Parallèlement au commandement de se marier et de procréer, il est interdit de pécher dans une union prohibée, c’est-à-dire d’avoir des relations sexuelles : enter hommes, activement ou passivement ; avec un animal activement ou passivement ; avec une femme mariée, et avec tous les proches suivants : sa mère, sa soeur, il convient d’être prudent également avec sa fille, sa bru, sa belle-mère, la mère de sa belle-mère, la fille de sa femme, la petite-fille de sa femme et avec sa tante, qu’elle soit soeur de sa mère ou de son père. Il n’est pas convenable d’avoir des relations trop affectueuses à l’égard de toutes ces personnes, telles qu’embrassades, étreintes, etc... Il est interdit d’avoir des relations intimes avec une femme non mariée, contre son gré ; de même est-il interdit de détourner une mineure. Les descendants de Noa’h ont accepté de leur propre gré l’interdit des relations hors mariage, ainsi que d’être prudents dans les rapports affectueux tels que les étreintes et embrassades.
" Iov est loué pour le fait qu’il ne contempla jamais une jeune fille de peur qu’il ne subsiste quelque lien avec elle une fois qu’il en aura épousé une autre. Il s’exprime ainsi (Iov 31,1) : " J’avais fait un pacte avec mes yeux : comment aurais-je porté mes regards sur une jeune fille? "
Une femme est considérée comme mariée dès le moment où la liaison est décidée et que sont entreprises des relations sexuelles. Il est cependant indiqué de le faire à travers une cérémonie comme il était d’usage de la faire par le passé : par le versement d’une dote ou par un cadeau. Si les membres d’un couple décident de se séparer, et qu’ils le fassent publiquement, ils sont, selon l’avis de nombreux experts en loi, libre de se remarier. Les relations sexuelles doivent se dérouler de façon naturelle et non de façon contraire à la nature.

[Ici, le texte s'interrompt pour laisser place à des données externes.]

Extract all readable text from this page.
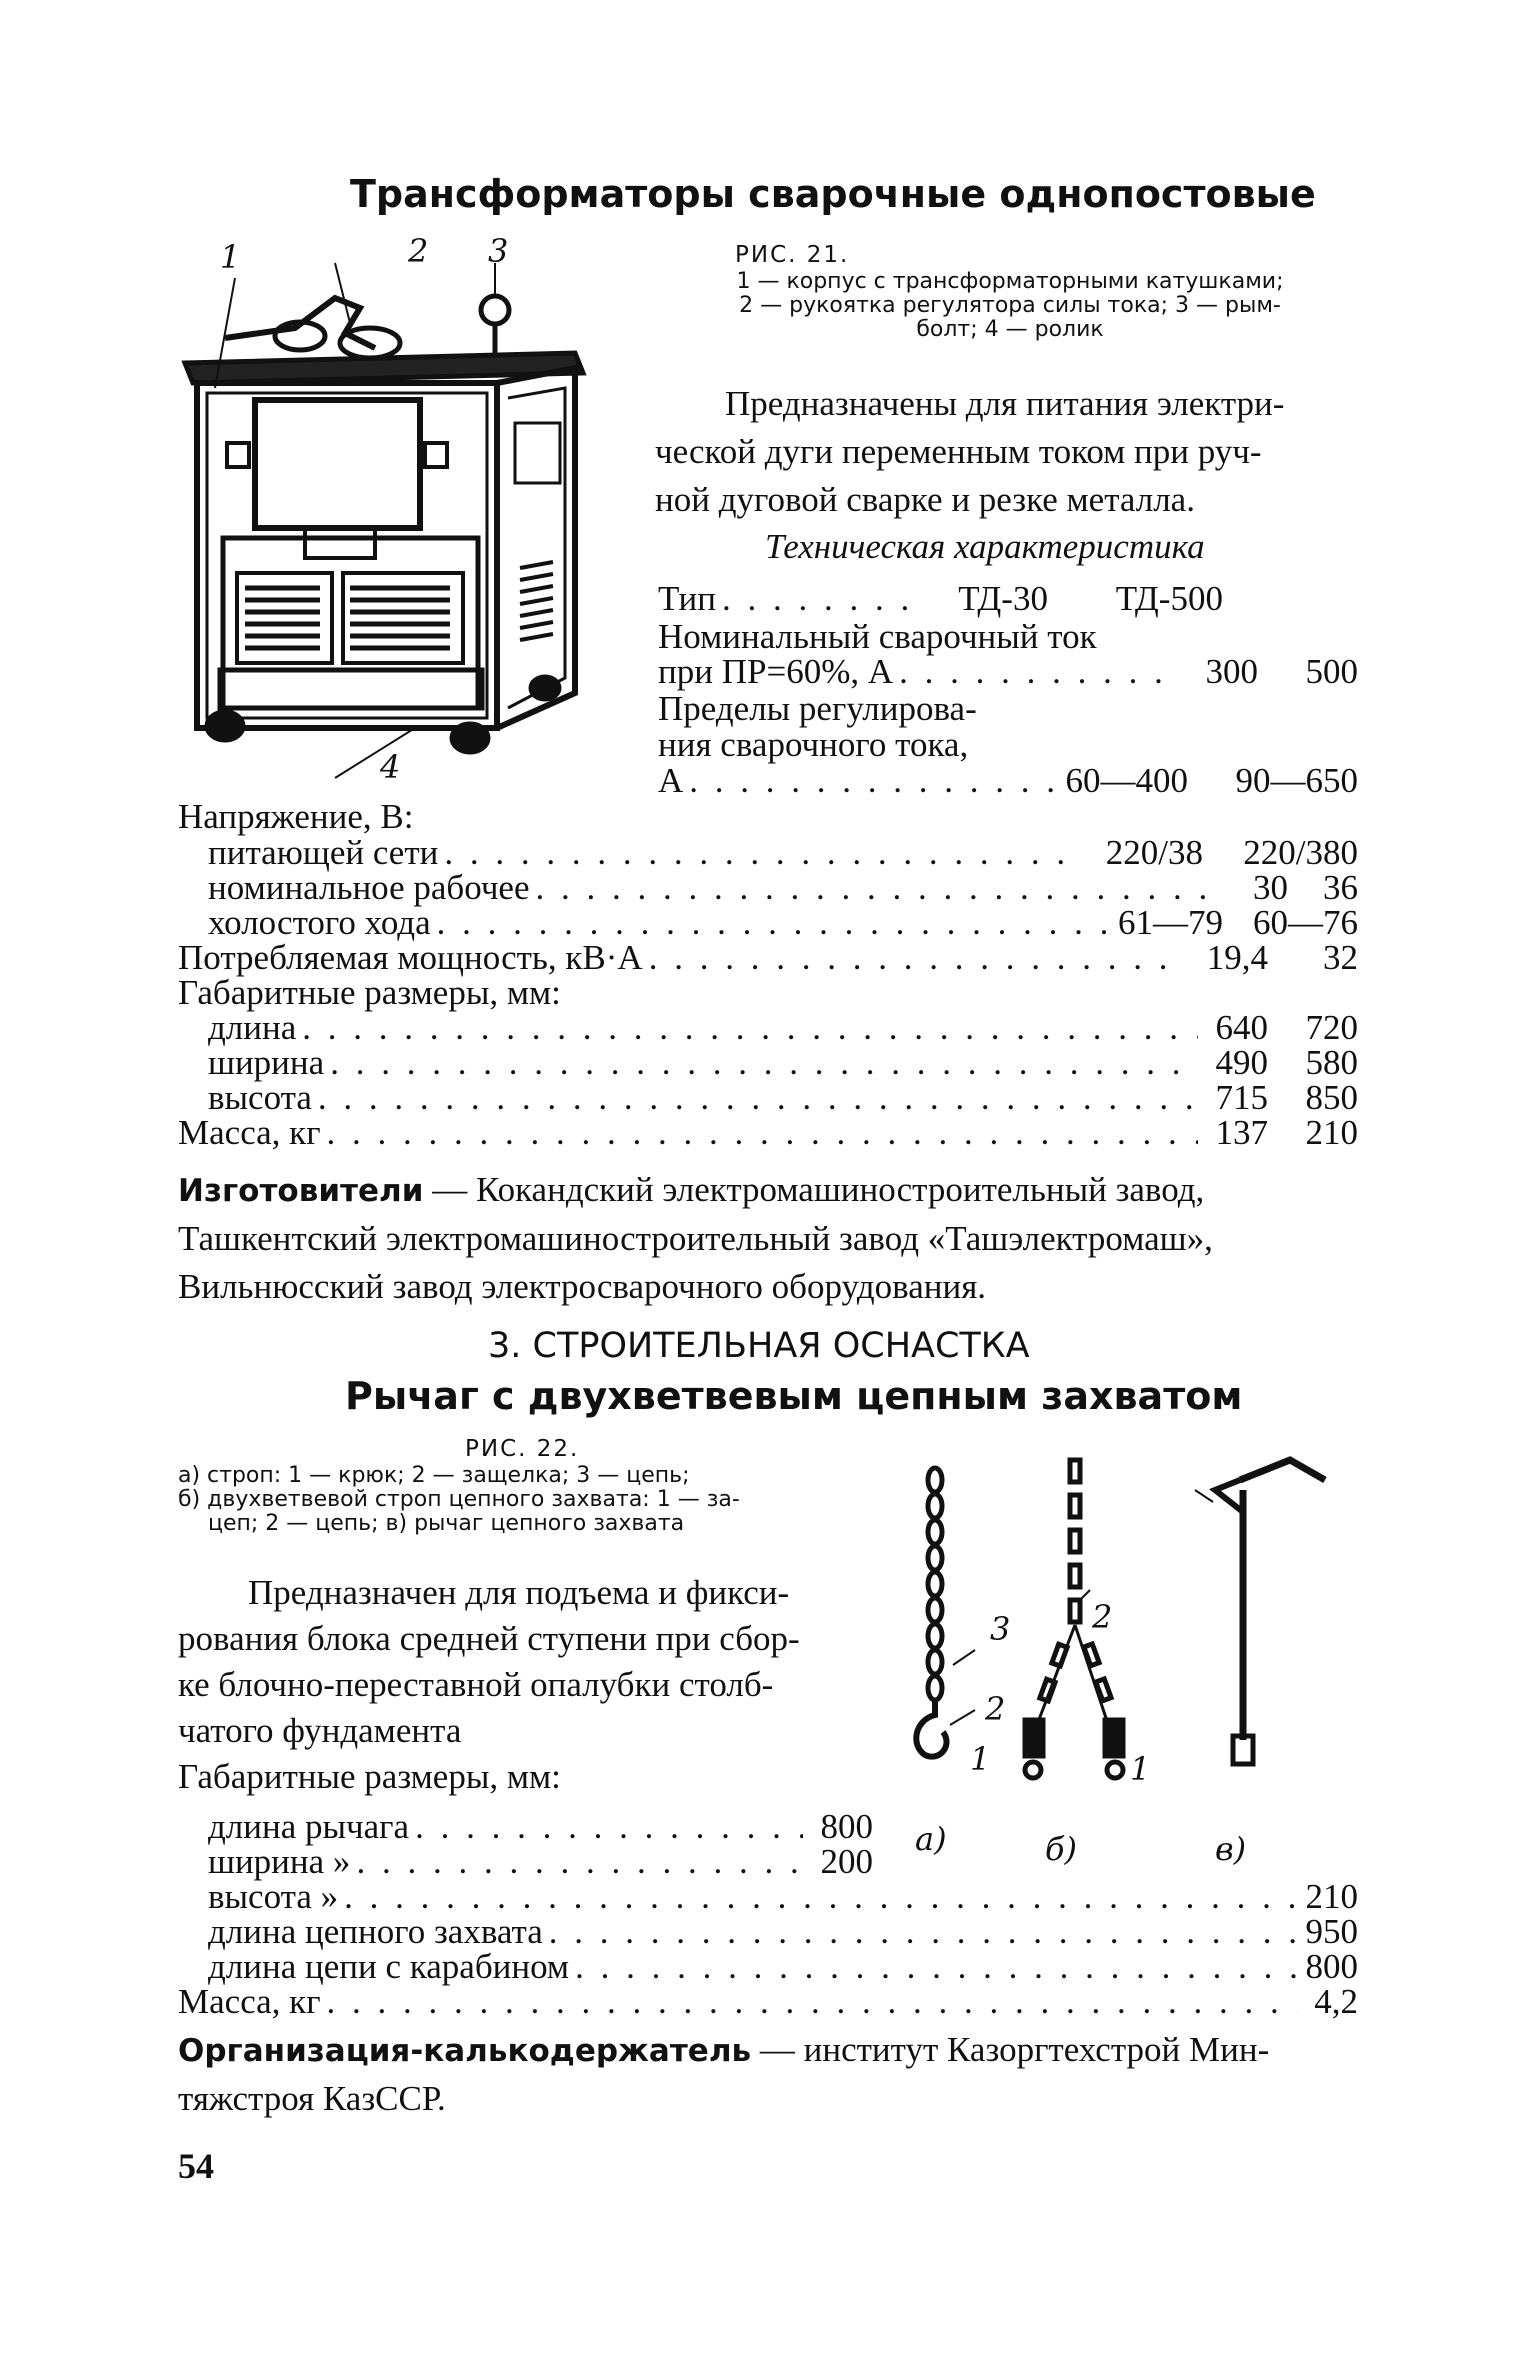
Трансформаторы сварочные однопостовые
1	2 3
4
РИС. 21.
1 — корпус с трансформаторными катушками;
2 — рукоятка регулятора силы тока; 3 — рым-
болт; 4 — ролик
Предназначены для питания электри-
ческой дуги переменным током при руч-
ной дуговой сварке и резке металла.
Техническая характеристика
Тип . . .	ТД-30	ТД-500
Номинальный сварочный ток
при ПР=60%, А . . .	300	500
Пределы регулирова-
ния сварочного тока,
А . . .	60—400	90—650
Напряжение, В:
питающей сети . . .	220/38	220/380
номинальное рабочее . . .	30	36
холостого хода . . .	61—79 60—76
Потребляемая мощность, кВ·А . . .	19,4	32
Габаритные размеры, мм:
длина . . .	640	720
ширина . . .	490	580
высота . . .	715	850
Масса, кг . . .	137	210
Изготовители — Кокандский электромашиностроительный завод,
Ташкентский электромашиностроительный завод «Ташэлектромаш»,
Вильнюсский завод электросварочного оборудования.
3. СТРОИТЕЛЬНАЯ ОСНАСТКА
Рычаг с двухветвевым цепным захватом
РИС. 22.
а) строп: 1 — крюк; 2 — защелка; 3 — цепь;
б) двухветвевой строп цепного захвата: 1 — за-
цеп; 2 — цепь; в) рычаг цепного захвата
Предназначен для подъема и фикси-
рования блока средней ступени при сбор-
ке блочно-переставной опалубки столб-
чатого фундамента
Габаритные размеры, мм:
длина рычага . . .	800
ширина » . . .	200
высота » . . .	210
длина цепного захвата . . .	950
длина цепи с карабином . . .	800
Масса, кг . . .	4,2
3
2
1
2
1
а)	б)	в)
Организация-калькодержатель — институт Казоргтехстрой Мин-
тяжстроя КазССР.
54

Certains disent qu’il est interdit aux descendants de Noa’h d’abîmer leur semence, c’est-à-dire de pratiquer l’onanisme. De même est-il défendu aux femmes d’avoir commerce entre elles. L’homme doit s’habituer à se comporter avec modestie, c’est-à-dire à ne pas se découvrir de façon impudique. Dans la guemara, nous lisons que les femmes mariées se couvraient la tête, et que lorsqu’elles étaient divorcées, elles retiraient leur coiffe pour indiquer leur nouvelle situation. Si quelqu’un est contraint de forniquer, il doit s’efforcer dans toute la mesure de ses moyens d’y contrevenir. Il ne doit cependant pas se faire tuer, à moins qu’il ne soit en public, en présence de dix Juifs ou descendants de Noa’h (c’est-à-dire en présence de dix personnes ne servant pas les idoles.) Au principe de l’interdit de l’inceste appartient aussi le fait d’accoupler des animaux d’espèce différents, de greffer des arbres d’espèces différentes entre eux, ainsi que la castration d’hommes ou d’animaux. Certains ajoutent à ce principe le commandement d’épouser la veuve du frère mort sans postérité, ainsi que des autres parents (proches) de la famille, morts sans postérité, afin de perpétuer leur nom.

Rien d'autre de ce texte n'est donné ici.